Tentative list of course topics (see class schedule for details):

• Compiler structure
• Lexical and grammatical analysis
• Programming language formalism
• Intermediate representations
• Runtime environments
• Control flow analysis
• Data flow analysis
• Optimizations (e.g., constant propagation, common subexpression elimination, dead code elimination, and others)
• Code generation
  • Register allocation
  • Instruction selection
  • Instruction scheduling
     

How to Get the Most From This Course

1. Read the text as it is quite thorough, with many examples worked out, good motivating discussions, and useful intuition.
2. Participate actively in class: ask questions when you don't understand something, and share in any in-class exercises.
3. Go to the recitations sections and participate actively in those as well
4. Do the homeworks and project assignments ahead of time whenever possible. Working madly to beat a deadline is a terrible way to learn! Study in a group.
5. Do not cheat yourself when studying for exams. Time yourself so that you know you are proficient enough in the material, do not prematurely look at any solutions, and do not delude yourself into thinking that incorrect answers while studying are all just “silly mistakes” rather than suggesting more fundamental misunderstanding.
    

Policies

• Grading
  • 5% Homeworks
  • 45% Programming labs
  • 15% Midterm 1
  • 15% Midterm 2
  • 20% Final
     
• Homeworks

  Up to seven written homework assignments will be required. Written assignments will not be accepted late, but homeworks will only be checked for completeness and we will not include your lowest assignment grade (for one assignment) when computing your final grade.
   

• Labs

  Five programming labs and one set-up lab will be required. The programming labs are arguably the highlight of the course as they build on one another to form a working compiler:

  • Lab 0: Environment setup
  • Lab 1: Parsing
  • Lab 2: Intermediate code generation (local expressions, control flow)
  • Lab 3: Intermediate code generation (classes, dispatch, runtime library)
  • Lab 4: Dataflow optimizations (code motion, constant propagation)
  • Lab 5: Backend code generation (register allocation)
  Given the successive nature of the labs, pay close attention to code readability and maintainability and be doubly certain that you are not cheating - any and all labs that contain code that we identify as copied will have to be redone, in addition to any academic misconduct penalties as stated elsewhere in this syllabus.

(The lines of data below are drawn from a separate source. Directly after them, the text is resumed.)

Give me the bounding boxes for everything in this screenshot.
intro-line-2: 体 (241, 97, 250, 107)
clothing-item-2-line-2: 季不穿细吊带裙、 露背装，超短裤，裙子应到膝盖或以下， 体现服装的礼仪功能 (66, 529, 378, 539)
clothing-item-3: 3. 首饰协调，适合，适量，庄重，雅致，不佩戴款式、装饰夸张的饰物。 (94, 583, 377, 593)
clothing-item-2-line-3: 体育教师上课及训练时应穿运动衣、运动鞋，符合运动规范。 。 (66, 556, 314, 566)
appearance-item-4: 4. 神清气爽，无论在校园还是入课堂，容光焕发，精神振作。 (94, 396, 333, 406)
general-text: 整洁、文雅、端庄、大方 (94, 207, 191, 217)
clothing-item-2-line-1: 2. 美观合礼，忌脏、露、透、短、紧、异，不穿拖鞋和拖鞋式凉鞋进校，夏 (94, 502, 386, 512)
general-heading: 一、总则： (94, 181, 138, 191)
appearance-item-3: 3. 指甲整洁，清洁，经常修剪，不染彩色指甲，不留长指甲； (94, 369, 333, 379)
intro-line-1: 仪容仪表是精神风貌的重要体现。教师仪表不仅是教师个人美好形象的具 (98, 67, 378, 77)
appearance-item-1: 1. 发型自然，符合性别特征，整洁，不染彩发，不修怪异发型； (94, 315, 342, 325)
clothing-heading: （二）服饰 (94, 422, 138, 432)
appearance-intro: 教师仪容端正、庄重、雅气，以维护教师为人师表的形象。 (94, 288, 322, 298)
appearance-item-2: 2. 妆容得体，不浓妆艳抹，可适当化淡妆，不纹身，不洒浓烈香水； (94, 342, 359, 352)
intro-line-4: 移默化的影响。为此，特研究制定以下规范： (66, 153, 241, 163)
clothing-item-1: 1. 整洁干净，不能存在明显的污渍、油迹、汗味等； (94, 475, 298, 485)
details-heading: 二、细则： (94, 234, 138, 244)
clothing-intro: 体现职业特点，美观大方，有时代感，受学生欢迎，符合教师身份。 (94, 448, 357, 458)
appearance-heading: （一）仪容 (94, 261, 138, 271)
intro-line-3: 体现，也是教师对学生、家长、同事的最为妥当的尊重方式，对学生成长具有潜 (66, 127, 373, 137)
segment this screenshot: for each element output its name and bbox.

  Programming labs will be 2-3 weeks per lab with weekly checkpoints, each with the same point value. All labs will include a final lab "checkout", which will be a short oral review of your work with the TA. We will accept late submissions of programming labs with a penalty. The specific penalty for late submission will be described in each lab assignment.
   

• Lab Partners

  We recommend for setup Lab 0 to be done individually, but all programming labs should be performed with a partner (teams of 2). The lab partnerships must be registered with your TA during the Lab 0 period. Once registered, the partnership will continue and can only be dissolved in exceptional circumstances after discussion with the instructor and TA. It is expected that both partners will contribute to all aspects of each lab, and all partners are expected to be present during the checkout.
   

• Class Participation

  Actively participating in lectures is crucial to achieving the learning objectives. Class attendance will be used for deciding grades in borderline cases.
   

• Extra-Credit Opportunities

  You will have opportunities for earning extra credit for this class. Extra-credit will be through, possibly several, opportunities to implement more-sophisticated analyses or optimization techniques related to the programming labs. No other extra credit will be possible.
   

• Academic Dishonesty

  Nothing about your studies in general and this course in particular warrants unethical behavior. We take this seriously and encourage you to remind yourself of the University's Code of Conduct.

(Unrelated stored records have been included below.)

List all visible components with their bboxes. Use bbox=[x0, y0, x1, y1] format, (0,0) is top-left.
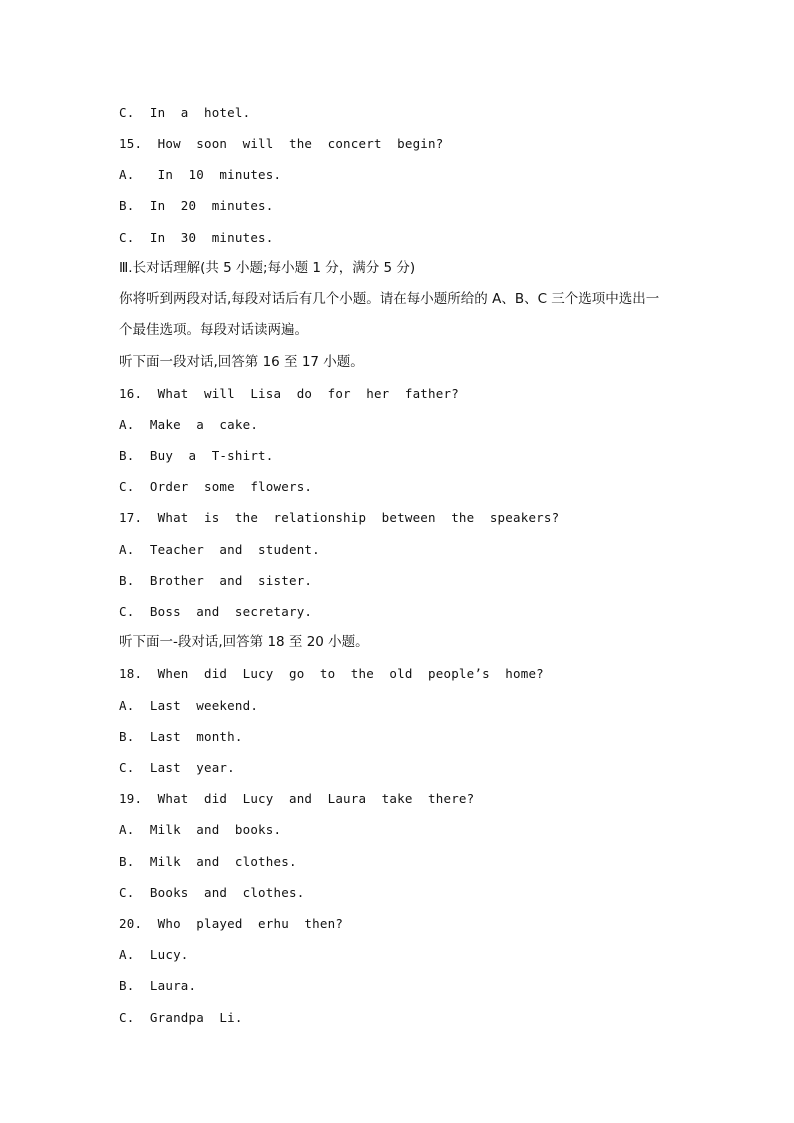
instructions-line-2: 个最佳选项。每段对话读两遍。 bbox=[119, 322, 308, 338]
option-c-q15: C. In 30 minutes. bbox=[119, 230, 274, 245]
option-b-q20: B. Laura. bbox=[119, 978, 197, 993]
option-a-q16: A. Make a cake. bbox=[119, 417, 259, 432]
option-b-q18: B. Last month. bbox=[119, 729, 243, 744]
option-a-q17: A. Teacher and student. bbox=[119, 542, 320, 557]
question-20: 20. Who played erhu then? bbox=[119, 916, 344, 931]
option-a-q20: A. Lucy. bbox=[119, 947, 189, 962]
option-b-q16: B. Buy a T-shirt. bbox=[119, 448, 274, 463]
option-a-q15: A. In 10 minutes. bbox=[119, 167, 282, 182]
dialogue-1-intro: 听下面一段对话,回答第 16 至 17 小题。 bbox=[119, 354, 364, 370]
option-c-q20: C. Grandpa Li. bbox=[119, 1010, 243, 1025]
option-c-q19: C. Books and clothes. bbox=[119, 885, 305, 900]
option-b-q19: B. Milk and clothes. bbox=[119, 854, 297, 869]
option-c-q14: C. In a hotel. bbox=[119, 105, 251, 120]
instructions-line-1: 你将听到两段对话,每段对话后有几个小题。请在每小题所给的 A、B、C 三个选项中选出一 bbox=[119, 291, 660, 307]
option-a-q18: A. Last weekend. bbox=[119, 698, 259, 713]
option-c-q18: C. Last year. bbox=[119, 760, 235, 775]
question-15: 15. How soon will the concert begin? bbox=[119, 136, 444, 151]
section-heading: Ⅲ.长对话理解(共 5 小题;每小题 1 分，满分 5 分) bbox=[119, 260, 416, 276]
option-b-q17: B. Brother and sister. bbox=[119, 573, 313, 588]
question-16: 16. What will Lisa do for her father? bbox=[119, 386, 459, 401]
option-c-q17: C. Boss and secretary. bbox=[119, 604, 313, 619]
question-19: 19. What did Lucy and Laura take there? bbox=[119, 791, 475, 806]
option-c-q16: C. Order some flowers. bbox=[119, 479, 313, 494]
question-18: 18. When did Lucy go to the old people’s home? bbox=[119, 666, 544, 681]
dialogue-2-intro: 听下面一-段对话,回答第 18 至 20 小题。 bbox=[119, 634, 369, 650]
option-b-q15: B. In 20 minutes. bbox=[119, 198, 274, 213]
question-17: 17. What is the relationship between the speakers? bbox=[119, 510, 560, 525]
option-a-q19: A. Milk and books. bbox=[119, 822, 282, 837]
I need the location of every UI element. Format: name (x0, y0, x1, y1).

  With respect to this course, the following are some specific, yet incomplete examples. You are not to copy solutions from any source (including, but not limited to, books, people, old class notes or handouts, or information found anywhere on the internet, including generative AI). While the pressures of many classes, homeworks, work and/or extracurricular activities can be great, this is never an excuse for copying solutions from others. "Helping" somebody by allowing them to "borrow" your solution is not doing them a favor either, but indicates your approval and active participation in such unethical behavior. Refer to the University Code regarding academic integrity. If you are aware of any breach of academic integrity, it is your responsibility to report it to the instructors.

  By contrast, studying together and discussing your problems with other students is encouraged and even highly recommended. This means asking someone to look at parts of your code to give you advice, asking them for suggestions when you face an obstacle, working out example exercises together that are not on an assigned homework, or just discussing any aspect of the material. What you may not do is to copy or in any way use code or homework solutions written by anyone (or anything) else or communicated to you by any means. As responsible adults, you can draw the distinction between cheating and honest behavior: exercise your judgment and try to preserve the highest level of professional integrity in everything you do. If you are unsure about some behavior, ask us before - apologies after will not help you.

  Bottom line: You may discuss difficulties with others and get occasional help with debugging but you must write your code entirely by yourself. Cheating will not be tolerated and will be dealt with according to the policy established by the Office of the Dean of Students.
   

Sharing of Course Materials

Sharing of course materials is prohibited. No materials used in this class, including, but not limited to, lecture hand-outs, videos, assessments (quizzes, exams, papers, projects, homework assignments), in-class materials, review sheets, and additional problem sets, may be shared online or with anyone outside of the class unless you have my explicit, written permission. Unauthorized sharing of materials promotes cheating. It is a violation of the University's Student Honor Code and an act of academic dishonesty. The University is well aware of the sites used for sharing materials, and any materials found online that are associated with you, or any suspected unauthorized sharing of materials, will be reported to Student Conduct and Academic Integrity in the Office of the Dean of Students. These reports can result in initiation of the student conduct process and include charge(s) for academic misconduct, potentially resulting in sanctions, including a grade impact.
 

Class Recordings

Class recordings are reserved only for students in this class for educational purposes and are protected under FERPA. The recordings should not be shared outside the class in any form. Violation of this restriction by a student could lead to Student Misconduct proceedings.
 

Religious Holidays

Religious holy days sometimes conflict with class and examination schedules. If you miss a class, examination, work assignment, or other project due to the observance of a religious holy day you will be given an opportunity to complete the work missed within a reasonable time after the absence. By UT Austin policy, you must notify each of your instructors of your pending absence for a religious holy day as far in advance as possible of the date of observance. For questions regarding religious accommodations, please contact the Office of the Dean of Students.
 

University Policies and Resources

For a list of other important university policies and helpful resources that you may need as you engage with and navigate your courses and the university, see the University Policies and Resources Students Canvas page. The page includes the language of the University Honor Code, Title IX legal requirements for Texas employees, and information about how to receive support through the office of Disability & Access.